As a spiritual path Tantra emphasizes purifying our mind and energy and cultivating a spiritually illuminating philosophy of life. As a science, Tantra experiments with techniques whose efficacy depends on the precise application and use of specific materials, practices, and exercises. These techniques can be thought of as tantric formulas. They will yield the same result each time when properly applied regardless of the character, spiritual understanding, or intention of the practitioner.
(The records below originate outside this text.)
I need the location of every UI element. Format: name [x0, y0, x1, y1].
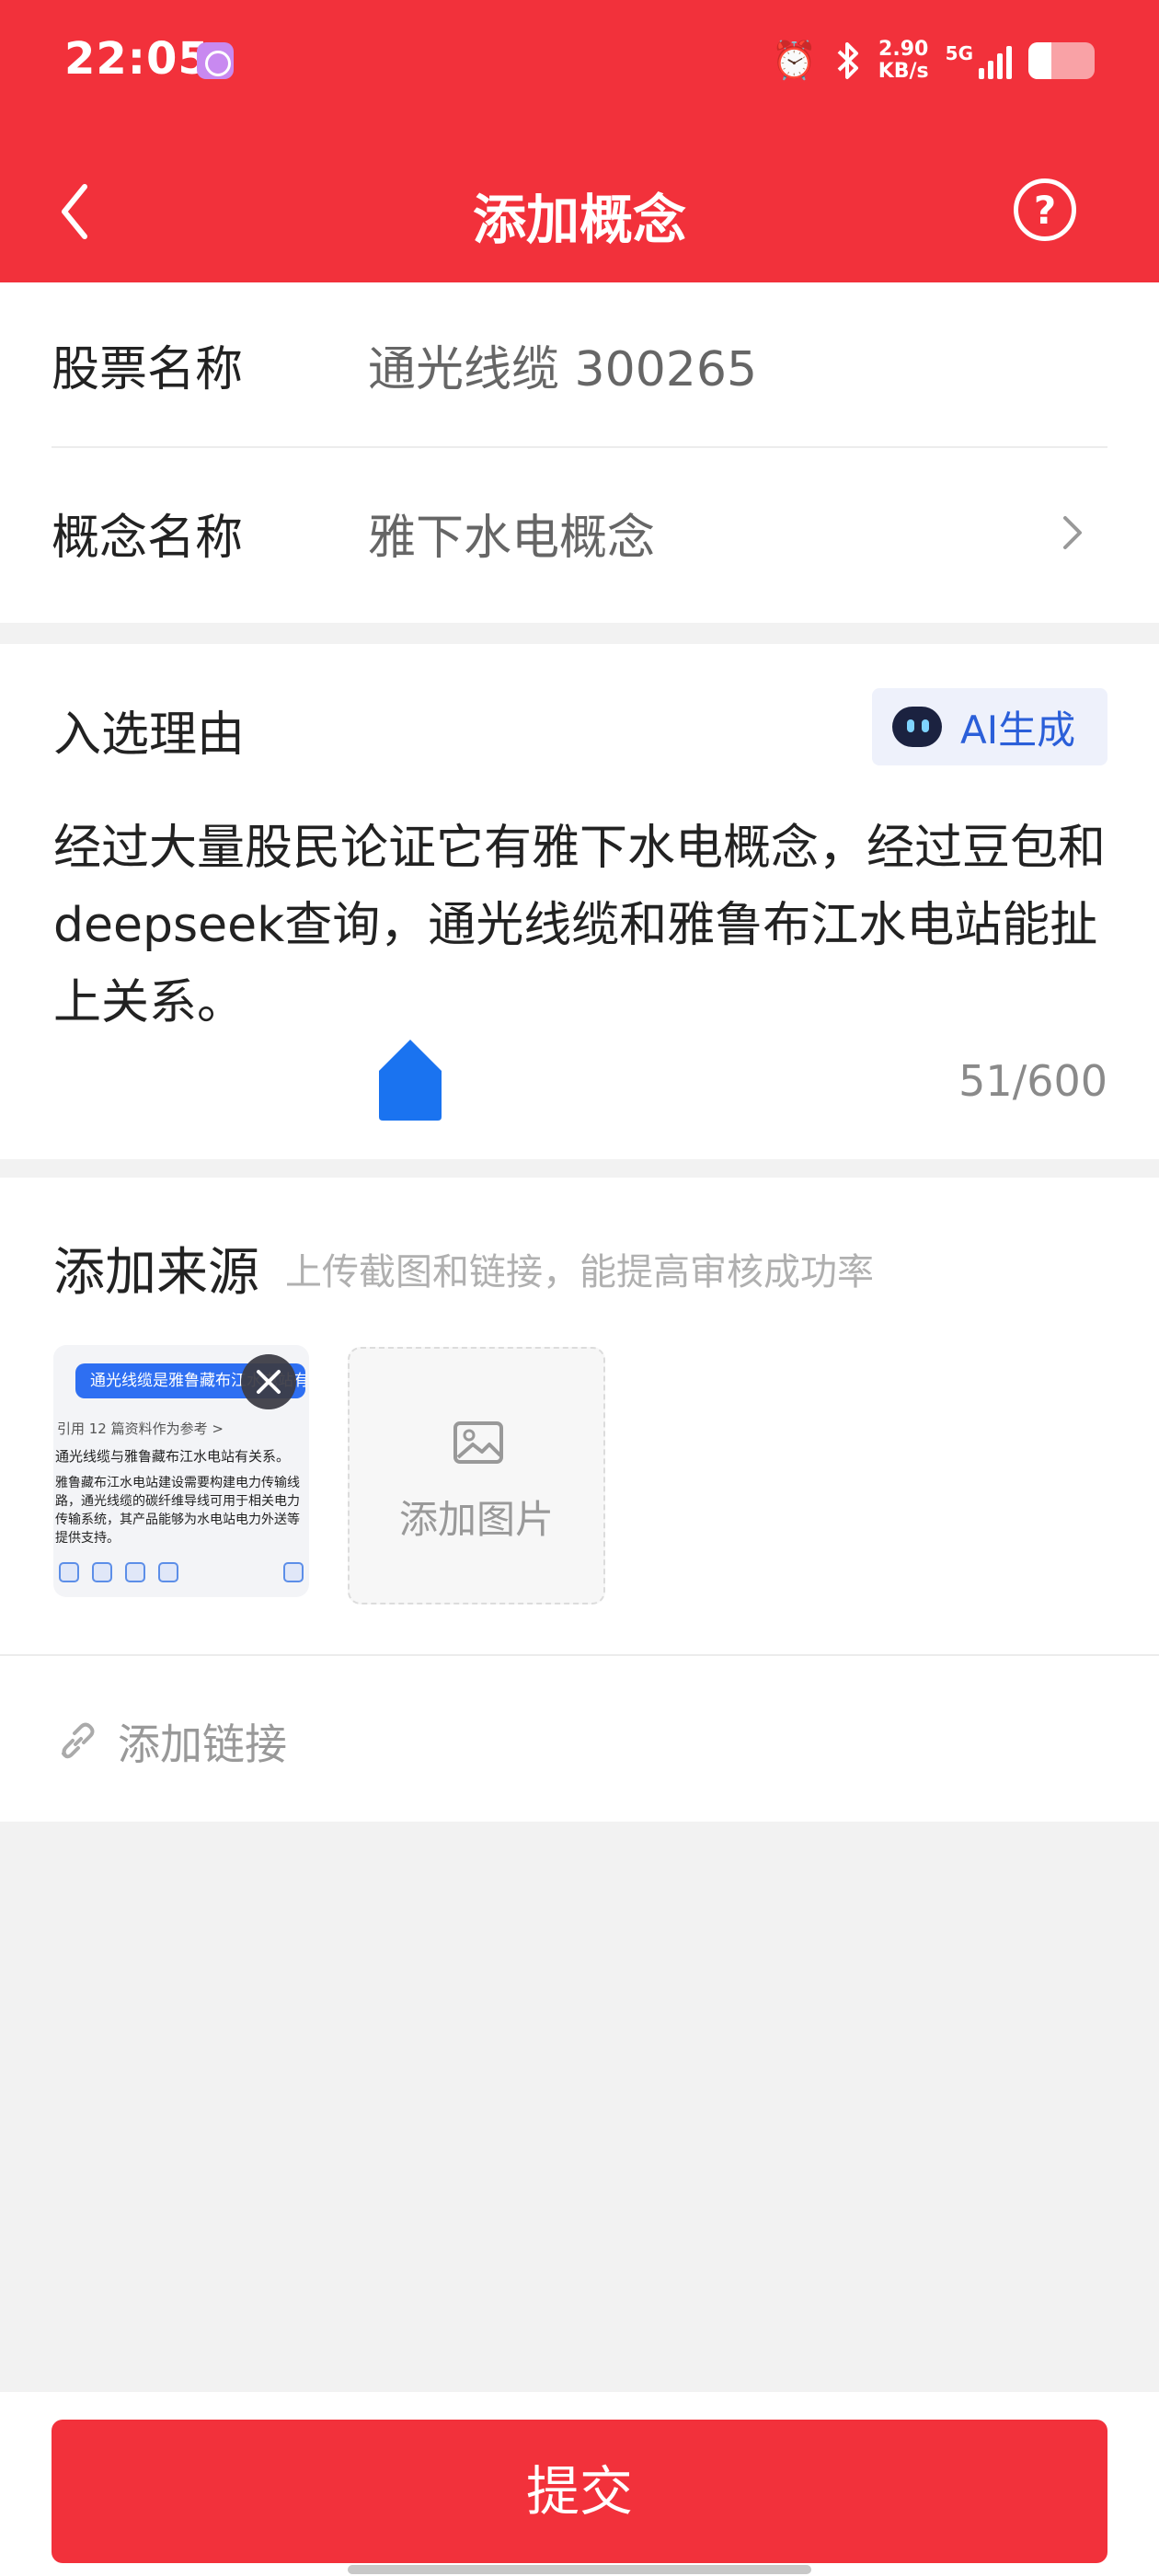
app-header: 22:05 ⏰ 2.90 KB/s 5G 添加概念 ?: [0, 0, 1159, 282]
status-indicators: ⏰ 2.90 KB/s 5G: [772, 37, 1095, 85]
refresh-icon: [283, 1562, 304, 1582]
image-icon: [453, 1421, 503, 1464]
status-time: 22:05: [64, 33, 210, 85]
battery-icon: [1028, 42, 1095, 79]
thumbnail-answer-title: 通光线缆与雅鲁藏布江水电站有关系。: [55, 1448, 291, 1465]
bluetooth-icon: [837, 42, 858, 79]
bottom-bar: 提交: [0, 2392, 1159, 2576]
concept-name-value: 雅下水电概念: [368, 510, 656, 566]
help-icon: ?: [1033, 187, 1057, 233]
ai-generate-label: AI生成: [960, 707, 1076, 753]
network-speed-unit: KB/s: [878, 60, 929, 83]
share-icon: [158, 1562, 178, 1582]
network-speed: 2.90 KB/s: [878, 39, 929, 83]
thumbnail-reference: 引用 12 篇资料作为参考 >: [57, 1420, 224, 1437]
source-label: 添加来源: [53, 1243, 259, 1303]
battery-level: [1028, 42, 1052, 79]
help-button[interactable]: ?: [1014, 178, 1076, 241]
home-indicator[interactable]: [348, 2565, 811, 2574]
source-hint: 上传截图和链接，能提高审核成功率: [285, 1251, 874, 1294]
stock-name-value: 通光线缆 300265: [368, 341, 758, 397]
page-title: 添加概念: [472, 189, 686, 251]
source-card: 添加来源 上传截图和链接，能提高审核成功率 通光线缆是雅鲁藏布江水电站有关系吗 …: [0, 1178, 1159, 1822]
add-image-button[interactable]: 添加图片: [348, 1347, 605, 1604]
chevron-right-icon: [1063, 516, 1082, 549]
text-cursor-handle[interactable]: [377, 1038, 443, 1122]
concept-name-label: 概念名称: [52, 510, 244, 566]
alarm-icon: ⏰: [771, 40, 818, 82]
link-icon: [62, 1722, 95, 1759]
stock-info-card: 股票名称 通光线缆 300265 概念名称 雅下水电概念: [0, 282, 1159, 623]
reason-label: 入选理由: [53, 707, 246, 763]
robot-icon: [890, 703, 944, 751]
network-speed-value: 2.90: [878, 38, 929, 61]
divider: [0, 1654, 1159, 1656]
signal-icon: 5G: [946, 42, 1012, 79]
thumbnail-answer-body: 雅鲁藏布江水电站建设需要构建电力传输线路，通光线缆的碳纤维导线可用于相关电力传输…: [55, 1476, 300, 1546]
speaker-icon: [92, 1562, 112, 1582]
stock-name-label: 股票名称: [52, 341, 244, 397]
reason-card: 入选理由 AI生成 经过大量股民论证它有雅下水电概念，经过豆包和deepseek…: [0, 644, 1159, 1159]
submit-button[interactable]: 提交: [52, 2420, 1107, 2563]
bookmark-icon: [125, 1562, 145, 1582]
stock-name-row: 股票名称 通光线缆 300265: [52, 282, 1107, 448]
network-type: 5G: [945, 42, 973, 64]
add-image-label: 添加图片: [398, 1497, 554, 1542]
add-link-label: 添加链接: [118, 1719, 287, 1769]
reason-textarea[interactable]: 经过大量股民论证它有雅下水电概念，经过豆包和deepseek查询，通光线缆和雅鲁…: [53, 810, 1111, 1041]
add-link-button[interactable]: 添加链接: [57, 1711, 287, 1772]
copy-icon: [59, 1562, 79, 1582]
thumbnail-action-icons: [59, 1562, 304, 1584]
character-counter: 51/600: [958, 1056, 1107, 1106]
concept-name-row[interactable]: 概念名称 雅下水电概念: [52, 450, 1107, 615]
notification-app-icon: [197, 42, 234, 79]
remove-image-button[interactable]: [241, 1354, 296, 1409]
ai-generate-button[interactable]: AI生成: [872, 688, 1107, 765]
There are several different paths of Tantra yoga which I won't go into here but all paths practice through repetitive rituals and techniques though they may vary across teachers and ideologies. Some examples are: repetitive words or phrases (mantras), repetitive gazing at geometric patterns and symbols (mandala), hand gestures (mudra), mapping of the microcosm within one's body to the macrocosmic elements outside as the subtle body (kundalini-yoga), assignments of icons and sounds (nyasa), meditation (dhyana), ritual worship (puja), initiation (diksha) and others. Tantra is best practiced with a guru or teacher who can explain and observe as you learn the techniques. The goal in Tantra is to become more aligned mentally and energetically to the world around you. For me, the precise alignment of the physical body has been a primary focus and now I am beginning to shift and include the alignment of the mental, spiritual and energy bodies to move as one.
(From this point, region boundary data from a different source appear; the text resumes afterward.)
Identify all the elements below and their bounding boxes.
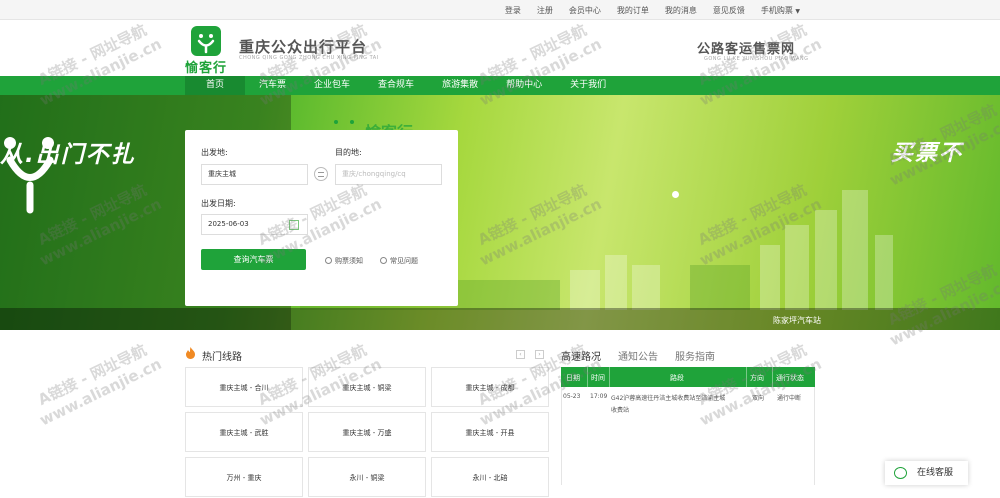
col-date: 日期: [566, 374, 580, 382]
notice-link[interactable]: 购票须知: [325, 256, 363, 266]
route-item[interactable]: 万州 - 重庆: [185, 457, 303, 497]
nav-item-charter[interactable]: 企业包车: [300, 76, 364, 95]
watermark: A链接 - 网址导航 www.alianjie.cn: [28, 338, 164, 431]
prev-arrow-icon[interactable]: ‹: [516, 350, 525, 359]
carousel-dot[interactable]: [672, 191, 679, 198]
route-item[interactable]: 重庆主城 - 铜梁: [308, 367, 426, 407]
my-messages-link[interactable]: 我的消息: [665, 5, 697, 16]
notice-label: 购票须知: [335, 257, 363, 265]
col-section: 路段: [670, 374, 684, 382]
route-item[interactable]: 永川 - 北碚: [431, 457, 549, 497]
to-input[interactable]: 重庆/chongqing/cq: [335, 164, 442, 185]
online-service-button[interactable]: 在线客服: [885, 461, 968, 485]
col-status: 通行状态: [776, 374, 804, 382]
site-subtitle: CHONG QING GONG ZHONG CHU XING PING TAI: [239, 55, 379, 61]
tab-notices[interactable]: 通知公告: [618, 348, 658, 363]
row-section-line2: 收费站: [611, 407, 630, 414]
online-service-label: 在线客服: [917, 468, 954, 478]
logo-text: 愉客行: [185, 61, 228, 76]
city-skyline-illustration: [4, 120, 893, 310]
fire-icon: [186, 347, 195, 359]
next-arrow-icon[interactable]: ›: [535, 350, 544, 359]
col-direction: 方向: [750, 374, 764, 382]
from-label: 出发地:: [201, 148, 228, 157]
col-time: 时间: [591, 374, 605, 382]
nav-item-home[interactable]: 首页: [185, 76, 246, 95]
search-bus-button[interactable]: 查询汽车票: [201, 249, 306, 270]
watermark-line2: www.alianjie.cn: [36, 354, 165, 430]
row-status: 通行中断: [777, 395, 802, 402]
banner-slogan-right: 买票不: [891, 141, 964, 166]
faq-label: 常见问题: [390, 257, 418, 265]
route-item[interactable]: 永川 - 铜梁: [308, 457, 426, 497]
feedback-link[interactable]: 意见反馈: [713, 5, 745, 16]
route-item[interactable]: 重庆主城 - 武胜: [185, 412, 303, 452]
hot-routes-title: 热门线路: [202, 352, 242, 363]
divider: [746, 367, 747, 387]
divider: [609, 367, 610, 387]
question-icon: [380, 257, 387, 264]
chat-bubble-icon: [894, 467, 907, 479]
watermark-line1: A链接 - 网址导航: [35, 340, 150, 410]
route-item[interactable]: 重庆主城 - 成都: [431, 367, 549, 407]
mobile-ticket-link[interactable]: 手机购票 ▼: [761, 5, 800, 16]
login-link[interactable]: 登录: [505, 5, 521, 16]
banner-slogan-left: 从.出门不扎: [0, 142, 136, 168]
route-item[interactable]: 重庆主城 - 开县: [431, 412, 549, 452]
info-tabs: 高速路况 通知公告 服务指南: [561, 348, 732, 363]
row-direction: 双向: [752, 395, 765, 402]
my-orders-link[interactable]: 我的订单: [617, 5, 649, 16]
route-item[interactable]: 重庆主城 - 合川: [185, 367, 303, 407]
route-item[interactable]: 重庆主城 - 万盛: [308, 412, 426, 452]
nav-item-tourism[interactable]: 旅游集散: [428, 76, 492, 95]
nav-item-bus-ticket[interactable]: 汽车票: [245, 76, 300, 95]
register-link[interactable]: 注册: [537, 5, 553, 16]
from-input[interactable]: 重庆主城: [201, 164, 308, 185]
info-icon: [325, 257, 332, 264]
traffic-table-header: 日期 时间 路段 方向 通行状态: [561, 367, 815, 387]
site-title: 重庆公众出行平台: [239, 38, 368, 56]
smile-icon: [197, 34, 215, 54]
header: [0, 20, 1000, 76]
banner-caption-strip: [0, 308, 1000, 330]
member-center-link[interactable]: 会员中心: [569, 5, 601, 16]
tab-service-guide[interactable]: 服务指南: [675, 348, 715, 363]
hero-banner[interactable]: 愉客行 陈家坪汽车站: [0, 95, 1000, 330]
nav-item-about[interactable]: 关于我们: [556, 76, 620, 95]
calendar-icon[interactable]: [289, 220, 299, 230]
swap-icon[interactable]: [314, 167, 328, 181]
row-time: 17:09: [590, 393, 608, 400]
divider: [587, 367, 588, 387]
nav-item-compliance[interactable]: 查合规车: [364, 76, 428, 95]
row-date: 05-23: [563, 393, 581, 400]
divider: [772, 367, 773, 387]
tab-traffic[interactable]: 高速路况: [561, 348, 601, 363]
main-nav: 首页 汽车票 企业包车 查合规车 旅游集散 帮助中心 关于我们: [0, 76, 1000, 95]
logo-icon[interactable]: [191, 26, 221, 56]
row-section: G42沪蓉高速往丹涪主城收费站至涪渝主城 收费站: [611, 393, 751, 414]
to-label: 目的地:: [335, 148, 362, 157]
top-links: 登录 注册 会员中心 我的订单 我的消息 意见反馈 手机购票 ▼: [497, 0, 808, 20]
top-bar: 登录 注册 会员中心 我的订单 我的消息 意见反馈 手机购票 ▼: [0, 0, 1000, 20]
chevron-down-icon: ▼: [795, 7, 800, 15]
nav-item-help[interactable]: 帮助中心: [492, 76, 556, 95]
right-title: 公路客运售票网: [697, 42, 796, 57]
right-subtitle: GONG LU KE YUN SHOU PIAO WANG: [704, 56, 809, 62]
row-section-line1: G42沪蓉高速往丹涪主城收费站至涪渝主城: [611, 395, 726, 402]
faq-link[interactable]: 常见问题: [380, 256, 418, 266]
banner-caption: 陈家坪汽车站: [773, 316, 821, 325]
mobile-ticket-label: 手机购票: [760, 5, 793, 15]
date-label: 出发日期:: [201, 199, 236, 208]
I am traveling to Koh Phangan, Thailand on the 1st of November to find out more about Tantra Yoga at Agama Yoga Center. I am looking forward to adding some deeper levels of understanding to my primarily western, super alignment and body focused, training. I will use Instagram regularly to add insights that I gain throughout the month. Great job with the sun salutations, keep it up! This month try a mandala mediation.

 

Chakras and Nadi A chakra is an energy point or node in the body. Chakras are believed to be part of the subtle body, not the physical body, and as such, are the meeting points of the subtle (non-physical) energy channels called nadi. Nadi are believed to be channels in the subtle body through which the life force (prana) or vital energy moves. Various scriptural texts and teachings present a different number of chakras. It's believed that there are many chakras in the subtle human body, according to the tantric texts, but there are seven chakras that are considered to be the most important ones. Each chakra is associated with an area in the physical body and when the energy of a chakra is blocked it is believed to cause physical ailments to that area of the body.


 

Mandala Mandala is a Sanskrit word meaning “sacred circle,” which represent the infinite universe, unity, harmony and wholeness. Mandalas have been widely used for centuries by Buddhists, Hindus, American Indians and others who find significant meaning in them. each mandala has different symbolism and meaning and when choosing a mandala for meditation look for one that draws you in.


 

Mandala Meditation 1. With the chosen mandala placed at arm’s length in front of you at eye level, sit comfortably – either on a chair with your feet flat or on the floor with your legs crossed. 2. Breathe slowly and deeply from the diaphragm. 3. Set an intention for your mandala meditation. Choose a question or focus on a problem you are struggling with. 4. Gently gaze at the mandala and relax your eyes so that, initially, the image goes slowly out of focus. 5. Sitting quietly, concentrate on the image fully and allow its shapes, patterns and colors to work on your unconscious mind. When distracting thoughts arise, let them drift away and gently bring your focus back to the mandala and back to your intention. 6. Sit for at least 5 minutes initially, gradually building up your meditation period to 15 minutes or more. 7. When you are ready, slowly bring your attention back to the world around you.